With hurricanes over Czech and Rain in New Mexico and the truely bizarre shuttle flying even though unsafe, is there any time or space for another round of hockey stick wars? No… don’t go away, its interesting, really it is!
There is an exchange of letters in the most recent Science, between Rahmstorf and von S (et al. (curiously enough I’ve just noticed that Simon Tett is one of the al.; presumably because of the HadCM3 use)). Sadly “exchange” isn’t quite right: just a letter and reply. This is a clear case of where it would be nice to see a more extended exchange to pick at the areas of disagreement (NRC panel anyone?). Anyway, a copy of the letters in question is here; if you have the right codes you can read it guilt-free here instead.

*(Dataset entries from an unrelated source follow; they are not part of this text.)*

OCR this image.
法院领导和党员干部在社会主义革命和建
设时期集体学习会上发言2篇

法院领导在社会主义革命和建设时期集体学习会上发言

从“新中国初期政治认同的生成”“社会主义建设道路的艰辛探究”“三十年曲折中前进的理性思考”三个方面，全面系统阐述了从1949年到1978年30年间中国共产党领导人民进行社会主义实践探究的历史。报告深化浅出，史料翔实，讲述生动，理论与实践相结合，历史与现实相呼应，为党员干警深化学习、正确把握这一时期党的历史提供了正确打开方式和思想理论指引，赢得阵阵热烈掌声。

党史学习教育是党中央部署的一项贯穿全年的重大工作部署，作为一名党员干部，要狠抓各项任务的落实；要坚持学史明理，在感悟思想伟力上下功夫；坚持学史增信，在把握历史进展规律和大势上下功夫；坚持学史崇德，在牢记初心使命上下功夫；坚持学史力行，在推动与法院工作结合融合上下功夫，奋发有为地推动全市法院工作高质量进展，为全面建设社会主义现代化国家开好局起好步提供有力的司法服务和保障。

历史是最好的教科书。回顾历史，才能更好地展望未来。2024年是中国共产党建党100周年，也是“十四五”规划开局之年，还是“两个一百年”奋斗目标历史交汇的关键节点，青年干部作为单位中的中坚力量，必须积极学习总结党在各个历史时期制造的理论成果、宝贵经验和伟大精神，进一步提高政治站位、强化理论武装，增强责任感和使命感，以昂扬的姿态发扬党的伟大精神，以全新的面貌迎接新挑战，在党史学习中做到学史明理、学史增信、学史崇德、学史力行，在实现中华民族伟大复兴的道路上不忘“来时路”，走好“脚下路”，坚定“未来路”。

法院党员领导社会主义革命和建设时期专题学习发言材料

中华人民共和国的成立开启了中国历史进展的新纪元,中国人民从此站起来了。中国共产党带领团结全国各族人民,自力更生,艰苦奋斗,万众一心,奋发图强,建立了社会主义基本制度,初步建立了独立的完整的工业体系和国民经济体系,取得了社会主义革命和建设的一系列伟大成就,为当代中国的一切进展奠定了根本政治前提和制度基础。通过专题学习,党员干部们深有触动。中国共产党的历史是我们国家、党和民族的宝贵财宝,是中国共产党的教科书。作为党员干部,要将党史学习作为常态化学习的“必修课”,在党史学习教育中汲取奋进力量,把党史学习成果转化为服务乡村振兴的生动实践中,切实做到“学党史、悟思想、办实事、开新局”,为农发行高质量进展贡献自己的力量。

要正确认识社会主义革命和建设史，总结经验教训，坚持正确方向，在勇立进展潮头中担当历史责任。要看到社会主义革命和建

What is this about? In 2004, von Storch did something in principle very sensible: he tested the MBH reconstruction method with the output from a GCM run over the last 1000 years. Its a good idea: feed in the MBH locations and lengths, see how well it reconstructs the (known, cos this is a model) global or hemispheric mean. However… there were various problems with the way von S did this, which makes it unclear if the test was any use (RC).
He did this with his ECHO-G model, and with HadCM3, which was only represented in the online supplement and ref’d in the main text with the not entirely honest “Similar results are obtained with a simulation with the third Hadley Centre coupled model (HadCM3)”. Well, you can look at the figures in the recent letter (not quite sure why they only go back to 1750; might be because HadCM3 starts then) to see this just isn’t true: the HadCM3 results are consistent with the IPCC 2001 graph, and the error in the model reconstructions in that case is small. This appears to be at least in part due to the large climate drift in the ECHO-G simulations, driven by the wrong initial conditions and possibly over-exhuberant natural forcing. nb there is a version of ECHO-G, re-run without the drift problems, but I don’t know if any results from that have been published. It would be interesting to see if the idea of the drift in ECHO-G being important is right or not, and presumably fairly easy to test.

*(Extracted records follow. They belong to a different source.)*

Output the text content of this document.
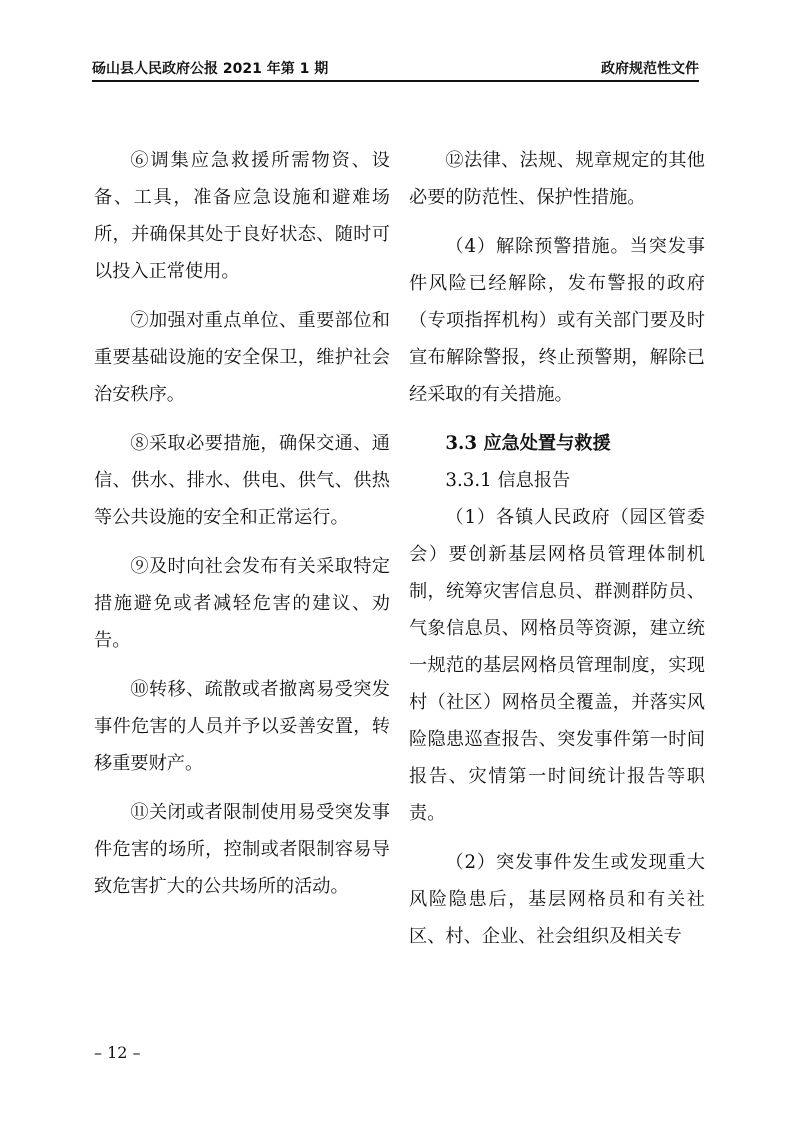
砀山县人民政府公报 2021 年第 1 期	政府规范性文件

⑥调集应急救援所需物资、设备、工具，准备应急设施和避难场所，并确保其处于良好状态、随时可以投入正常使用。

⑦加强对重点单位、重要部位和重要基础设施的安全保卫，维护社会治安秩序。

⑧采取必要措施，确保交通、通信、供水、排水、供电、供气、供热等公共设施的安全和正常运行。

⑨及时向社会发布有关采取特定措施避免或者减轻危害的建议、劝告。

⑩转移、疏散或者撤离易受突发事件危害的人员并予以妥善安置，转移重要财产。

⑪关闭或者限制使用易受突发事件危害的场所，控制或者限制容易导致危害扩大的公共场所的活动。

⑫法律、法规、规章规定的其他必要的防范性、保护性措施。

（4）解除预警措施。当突发事件风险已经解除，发布警报的政府（专项指挥机构）或有关部门要及时宣布解除警报，终止预警期，解除已经采取的有关措施。

3.3 应急处置与救援

3.3.1 信息报告

（1）各镇人民政府（园区管委会）要创新基层网格员管理体制机制，统筹灾害信息员、群测群防员、气象信息员、网格员等资源，建立统一规范的基层网格员管理制度，实现村（社区）网格员全覆盖，并落实风险隐患巡查报告、突发事件第一时间报告、灾情第一时间统计报告等职责。

（2）突发事件发生或发现重大风险隐患后，基层网格员和有关社区、村、企业、社会组织及相关专

– 12 –
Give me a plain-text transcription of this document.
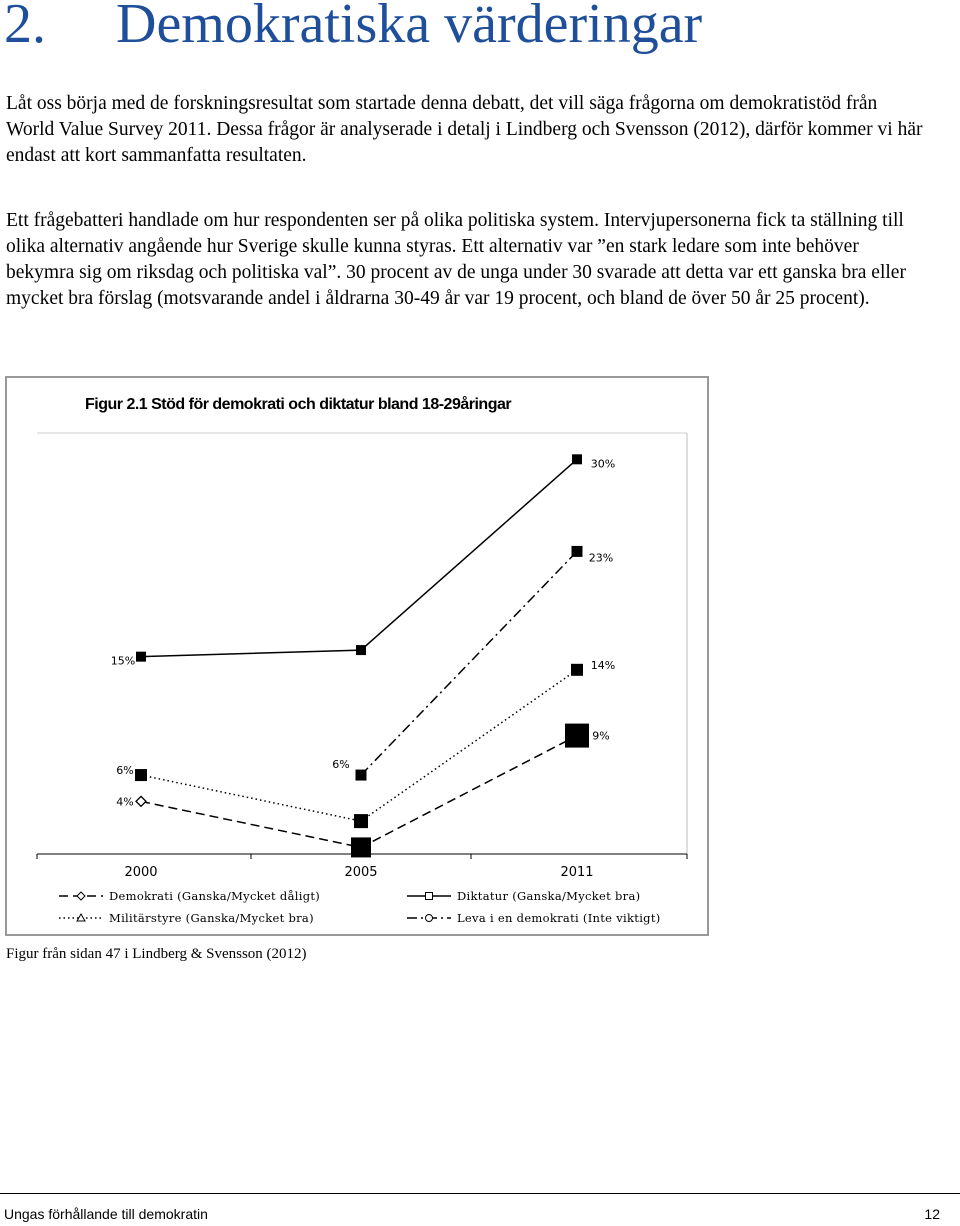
2. Demokratiska värderingar

Låt oss börja med de forskningsresultat som startade denna debatt, det vill säga frågorna om demokratistöd från World Value Survey 2011. Dessa frågor är analyserade i detalj i Lindberg och Svensson (2012), därför kommer vi här endast att kort sammanfatta resultaten.

Ett frågebatteri handlade om hur respondenten ser på olika politiska system. Intervjupersonerna fick ta ställning till olika alternativ angående hur Sverige skulle kunna styras. Ett alternativ var ”en stark ledare som inte behöver bekymra sig om riksdag och politiska val”. 30 procent av de unga under 30 svarade att detta var ett ganska bra eller mycket bra förslag (motsvarande andel i åldrarna 30-49 år var 19 procent, och bland de över 50 år 25 procent).

Figur 2.1 Stöd för demokrati och diktatur bland 18-29åringar
2000	2005	2011
4%
9%
15%
30%
6%
14%
6%
23%
Demokrati (Ganska/Mycket dåligt)	Diktatur (Ganska/Mycket bra)
Militärstyre (Ganska/Mycket bra)	Leva i en demokrati (Inte viktigt)
Figur från sidan 47 i Lindberg & Svensson (2012)
Ungas förhållande till demokratin	12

This is a devastating criticism and so von S et al. obviously have held their hands up and said “its a fair cop guv”… no, of course not: no one ever does in exchanges of this sort. Their main response seems to be that although the IPCC 2001 (ie, MBH99) and HadCM3 look like they fit, they don’t really, because the wrong (too big) errors bars are being used: the errors bars should be much smaller. This is where it gets tedious and technical and you go off to watch the world cup, but I’ll persevere anyway, as far as I can follow it. von S cites Gerber (2003) as an update on the errors bars on MBH98. Sounds plausible? But its wrong. Gerber use the ’98 error estimates, which were revised and increased for MBH99, or so I’m told. But the ones Rahstorf is using are the MBH99 ones, ie the ones used in IPCC 2001, ie the oes everyone is used too. And which the NRC have just told us should probably be bigger anyway. So it seems rather peverse of von S to claim they should be smaller. And the Gerber estimates (I’m told; sorry I haven’t read it :-) are apparently derived for the running means by sqrt(n)’ing, on the (unreasonable) assumption of no autocorrelation.